= Victor Muñoz (biochemist) =

Spanish biochemist

Victor Muñoz is a biochemist whose focus has been on protein folding and design. He provided experimental evidence for a mechanism of protein folding called as "downhill folding". He has pioneered various computational and experimental techniques to study this mechanism as well as to gain insights into the general process of protein folding.

Prof. Muñoz has used different standard biophysical techniques, such as Nuclear Magnetic Resonance (NMR), to unravel the downhill folding mechanism at an atom-by-atom level, using ultrafast laser temperature jump (T-jump) experiments for studying the kinetics of very fast folding proteins (microsecond timescales), driving Fluorescence Spectroscopy techniques (FRET) at single molecule level to study processes with fast dynamics as well as developing various computational models for quantitative analysis of a multitude of protein folding experimental data from various equilibrium and kinetics experiments. He has also been involved in design and engineering of proteins towards desired properties and functionalities. He has coordinated a consortium of researchers from Spain, "PRODESTECH", for tailoring enzymes, therapeutics and synthetic macromolecular devices from designed proteins.

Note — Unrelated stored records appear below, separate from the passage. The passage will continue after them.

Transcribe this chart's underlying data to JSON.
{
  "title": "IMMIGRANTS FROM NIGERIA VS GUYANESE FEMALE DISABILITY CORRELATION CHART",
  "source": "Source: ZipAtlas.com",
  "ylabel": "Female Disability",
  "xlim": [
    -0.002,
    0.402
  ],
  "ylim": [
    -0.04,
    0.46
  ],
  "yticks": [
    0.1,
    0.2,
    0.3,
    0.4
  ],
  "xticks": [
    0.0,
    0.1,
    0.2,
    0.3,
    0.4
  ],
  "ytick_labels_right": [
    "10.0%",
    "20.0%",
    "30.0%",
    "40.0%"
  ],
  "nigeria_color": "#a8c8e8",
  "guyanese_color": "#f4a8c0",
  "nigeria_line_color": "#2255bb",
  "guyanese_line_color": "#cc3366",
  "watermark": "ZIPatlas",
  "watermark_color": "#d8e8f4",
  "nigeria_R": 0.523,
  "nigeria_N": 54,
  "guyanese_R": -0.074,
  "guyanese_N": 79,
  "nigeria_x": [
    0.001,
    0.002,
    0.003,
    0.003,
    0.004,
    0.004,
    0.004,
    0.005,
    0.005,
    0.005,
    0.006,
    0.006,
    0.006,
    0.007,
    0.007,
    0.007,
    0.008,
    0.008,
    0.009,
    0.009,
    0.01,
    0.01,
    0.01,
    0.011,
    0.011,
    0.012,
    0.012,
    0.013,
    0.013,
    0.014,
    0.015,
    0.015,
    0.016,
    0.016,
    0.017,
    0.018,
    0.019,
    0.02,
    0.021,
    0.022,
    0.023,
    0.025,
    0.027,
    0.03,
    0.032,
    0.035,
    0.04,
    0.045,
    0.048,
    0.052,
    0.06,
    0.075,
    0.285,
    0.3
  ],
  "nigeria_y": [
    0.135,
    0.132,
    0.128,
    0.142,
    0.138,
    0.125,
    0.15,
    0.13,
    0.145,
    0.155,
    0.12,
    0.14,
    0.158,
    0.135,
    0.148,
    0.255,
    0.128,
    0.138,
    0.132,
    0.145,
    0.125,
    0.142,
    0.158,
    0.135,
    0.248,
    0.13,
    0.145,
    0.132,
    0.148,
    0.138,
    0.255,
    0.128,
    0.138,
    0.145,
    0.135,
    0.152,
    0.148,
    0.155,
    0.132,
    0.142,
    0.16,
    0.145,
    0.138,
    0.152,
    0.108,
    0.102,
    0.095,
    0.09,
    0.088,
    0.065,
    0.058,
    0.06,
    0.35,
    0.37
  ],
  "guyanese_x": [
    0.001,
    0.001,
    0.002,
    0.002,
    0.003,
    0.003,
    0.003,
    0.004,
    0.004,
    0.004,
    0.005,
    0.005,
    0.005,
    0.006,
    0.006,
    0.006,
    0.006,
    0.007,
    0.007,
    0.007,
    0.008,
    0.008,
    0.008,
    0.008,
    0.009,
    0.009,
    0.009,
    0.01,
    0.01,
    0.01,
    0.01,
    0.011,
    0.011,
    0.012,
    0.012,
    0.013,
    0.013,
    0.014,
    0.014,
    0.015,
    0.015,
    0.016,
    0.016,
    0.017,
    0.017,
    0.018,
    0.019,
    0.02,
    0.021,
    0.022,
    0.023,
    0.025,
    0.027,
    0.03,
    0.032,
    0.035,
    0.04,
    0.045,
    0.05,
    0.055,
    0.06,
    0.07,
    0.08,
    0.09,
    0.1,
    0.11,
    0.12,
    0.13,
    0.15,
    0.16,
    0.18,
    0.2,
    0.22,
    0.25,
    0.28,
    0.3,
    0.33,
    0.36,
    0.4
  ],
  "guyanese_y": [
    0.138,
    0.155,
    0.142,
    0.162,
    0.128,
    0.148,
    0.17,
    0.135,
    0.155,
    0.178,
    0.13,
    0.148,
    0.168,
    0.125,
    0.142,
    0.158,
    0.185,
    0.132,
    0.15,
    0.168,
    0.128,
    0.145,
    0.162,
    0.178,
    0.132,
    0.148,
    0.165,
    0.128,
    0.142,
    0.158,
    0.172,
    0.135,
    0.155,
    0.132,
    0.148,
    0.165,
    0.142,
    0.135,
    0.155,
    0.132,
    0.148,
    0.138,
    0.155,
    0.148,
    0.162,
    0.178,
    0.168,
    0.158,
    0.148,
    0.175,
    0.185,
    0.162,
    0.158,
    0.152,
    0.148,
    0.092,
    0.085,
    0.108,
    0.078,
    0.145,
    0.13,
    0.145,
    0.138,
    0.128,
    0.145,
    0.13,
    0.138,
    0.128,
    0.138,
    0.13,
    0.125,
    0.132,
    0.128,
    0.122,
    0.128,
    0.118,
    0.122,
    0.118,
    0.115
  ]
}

Dr. Muñoz has been a member of the faculty of the Department of Chemistry & Biochemistry at the University of Maryland since 2000 and has won the Searle Scholar Award, and the David and Lucille Packard Fellowship for Science and Engineering. He moved back to Spain in 2007 as a professor at the Center for Biological Investigations (CIB) of the Spanish Research Council (CSIC) at Madrid. He was elected to the European Molecular Biology Organization in 2009.